The current legislation requires 2 doctors to assess a patient for eligibility, and stipulates that one of these doctors be a specialist in the patient’s medical condition. Of the 302 medical practitioners registered to provide VAD services in Victoria, only 35% practice in regional areas, with most of these doctors located in larger regional centres. Given the lack of participating doctors, and shortage of specialist medical practitioners in rural Victoria, many patients are forced to travel great distances in order to access VAD.

Contributing to this, the Commonwealth Criminal Code restricts discussions of suicide over telephone or internet, making it illegal for discussions about VAD to occur via telehealth.

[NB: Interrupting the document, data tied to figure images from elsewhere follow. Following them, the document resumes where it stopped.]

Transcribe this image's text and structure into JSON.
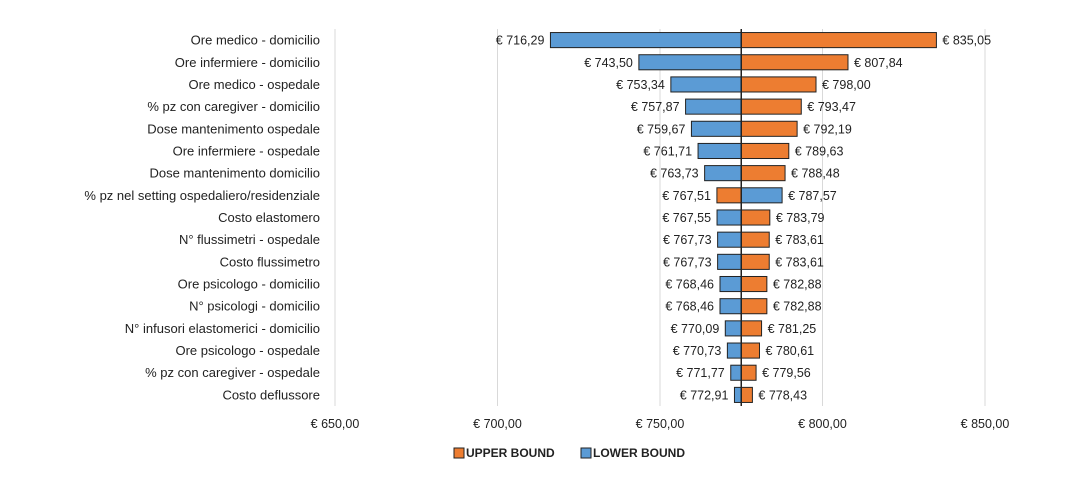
{
  "chart_data": {
    "type": "bar",
    "orientation": "horizontal",
    "subtype": "tornado",
    "base_value": 775.0,
    "categories": [
      "Ore medico - domicilio",
      "Ore infermiere - domicilio",
      "Ore medico - ospedale",
      "% pz con caregiver - domicilio",
      "Dose mantenimento ospedale",
      "Ore infermiere - ospedale",
      "Dose mantenimento domicilio",
      "% pz nel setting ospedaliero/residenziale",
      "Costo elastomero",
      "N° flussimetri - ospedale",
      "Costo flussimetro",
      "Ore psicologo - domicilio",
      "N° psicologi - domicilio",
      "N° infusori elastomerici - domicilio",
      "Ore psicologo - ospedale",
      "% pz con caregiver - ospedale",
      "Costo deflussore"
    ],
    "series": [
      {
        "name": "UPPER BOUND",
        "color": "#ED7D31",
        "values": [
          835.05,
          807.84,
          798.0,
          793.47,
          792.19,
          789.63,
          788.48,
          767.51,
          783.79,
          783.61,
          783.61,
          782.88,
          782.88,
          781.25,
          780.61,
          779.56,
          778.43
        ],
        "labels": [
          "€ 835,05",
          "€ 807,84",
          "€ 798,00",
          "€ 793,47",
          "€ 792,19",
          "€ 789,63",
          "€ 788,48",
          "€ 767,51",
          "€ 783,79",
          "€ 783,61",
          "€ 783,61",
          "€ 782,88",
          "€ 782,88",
          "€ 781,25",
          "€ 780,61",
          "€ 779,56",
          "€ 778,43"
        ]
      },
      {
        "name": "LOWER BOUND",
        "color": "#5B9BD5",
        "values": [
          716.29,
          743.5,
          753.34,
          757.87,
          759.67,
          761.71,
          763.73,
          787.57,
          767.55,
          767.73,
          767.73,
          768.46,
          768.46,
          770.09,
          770.73,
          771.77,
          772.91
        ],
        "labels": [
          "€ 716,29",
          "€ 743,50",
          "€ 753,34",
          "€ 757,87",
          "€ 759,67",
          "€ 761,71",
          "€ 763,73",
          "€ 787,57",
          "€ 767,55",
          "€ 767,73",
          "€ 767,73",
          "€ 768,46",
          "€ 768,46",
          "€ 770,09",
          "€ 770,73",
          "€ 771,77",
          "€ 772,91"
        ]
      }
    ],
    "xlim": [
      650,
      850
    ],
    "xticks": [
      650,
      700,
      750,
      800,
      850
    ],
    "xtick_labels": [
      "€ 650,00",
      "€ 700,00",
      "€ 750,00",
      "€ 800,00",
      "€ 850,00"
    ],
    "grid": "vertical",
    "legend_position": "bottom",
    "legend": [
      "UPPER BOUND",
      "LOWER BOUND"
    ],
    "title": "",
    "xlabel": "",
    "ylabel": ""
  }
}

As a result, consultations must be face-to-face which places further travel burdens on already unwell patients. In addition, doctors are not obliged to refer patients on if they conscientiously object to VAD.

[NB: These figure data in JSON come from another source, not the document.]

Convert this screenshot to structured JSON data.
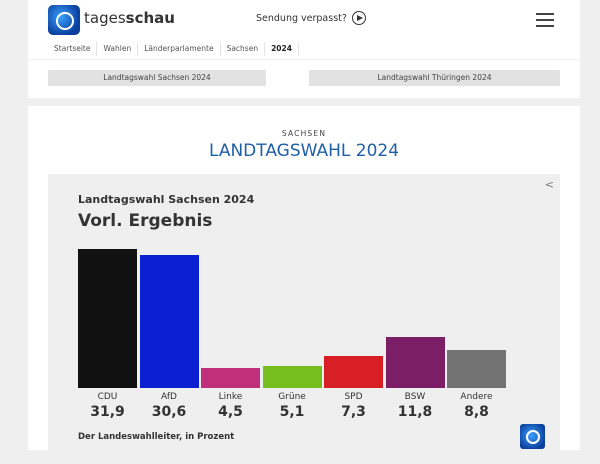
{
  "header": {
    "brand_light": "tages",
    "brand_bold": "schau",
    "missed": "Sendung verpasst?"
  },
  "breadcrumb": [
    "Startseite",
    "Wahlen",
    "Länderparlamente",
    "Sachsen",
    "2024"
  ],
  "tabs": [
    "Landtagswahl Sachsen 2024",
    "Landtagswahl Thüringen 2024"
  ],
  "main": {
    "kicker": "SACHSEN",
    "headline": "LANDTAGSWAHL 2024"
  },
  "chart_data": {
    "type": "bar",
    "title": "Vorl. Ergebnis",
    "subtitle": "Landtagswahl Sachsen 2024",
    "source": "Der Landeswahlleiter, in Prozent",
    "categories": [
      "CDU",
      "AfD",
      "Linke",
      "Grüne",
      "SPD",
      "BSW",
      "Andere"
    ],
    "values": [
      31.9,
      30.6,
      4.5,
      5.1,
      7.3,
      11.8,
      8.8
    ],
    "value_labels": [
      "31,9",
      "30,6",
      "4,5",
      "5,1",
      "7,3",
      "11,8",
      "8,8"
    ],
    "colors": [
      "#111111",
      "#0a1fd0",
      "#c0307a",
      "#78bd1e",
      "#d91f26",
      "#7b1e66",
      "#737373"
    ],
    "ylim": [
      0,
      31.9
    ]
  }
}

A wave of law reform has occurred in Australia following the Victorian Act, with other States introducing their own VAD legislation. Victoria may be able to learn from this newer legislation, particularly in Western Australia, where a range of initiatives have been introduced to facilitate access for rural and remote patients. These include less restrictive eligibility criteria for participating medical practitioners (for example, participating doctors are not required to hold a fellowship from a specialist medical college), permitting participation of international medical graduates, and an expanded role for Nurse Practitioners in the provision of VAD. In addition, WA legislation requires that conscientious objectors provide patients with standardised information, including contact details of the VAD Statewide Care Navigator service. Finally, the WA legislation includes specific guidelines regarding the appropriate use of telehealth, by differentiating VAD from suicide, in reference to the Commonwealth Criminal Code.

In order to improve equity of access for rural and remote patients, I recommend that those reviewing the Act consider removing the requirements that at least one of the medical practitioners involved be a specialist in the patient’s condition. In line with WA, VIC legislation should also be updated so that conscientious objectors are required to provide standardised information on and refer patients to the Statewide VAD Care Navigator Service, as well as ensuring that VAD is differentiated from suicide to encourage appropriate use of telehealth.

Imogen Pratt is a 4th year student at Warnambool Clinical School, Deakin University (2023). Imogen’s year 3 studies were as part of the Rural Community Clinical School.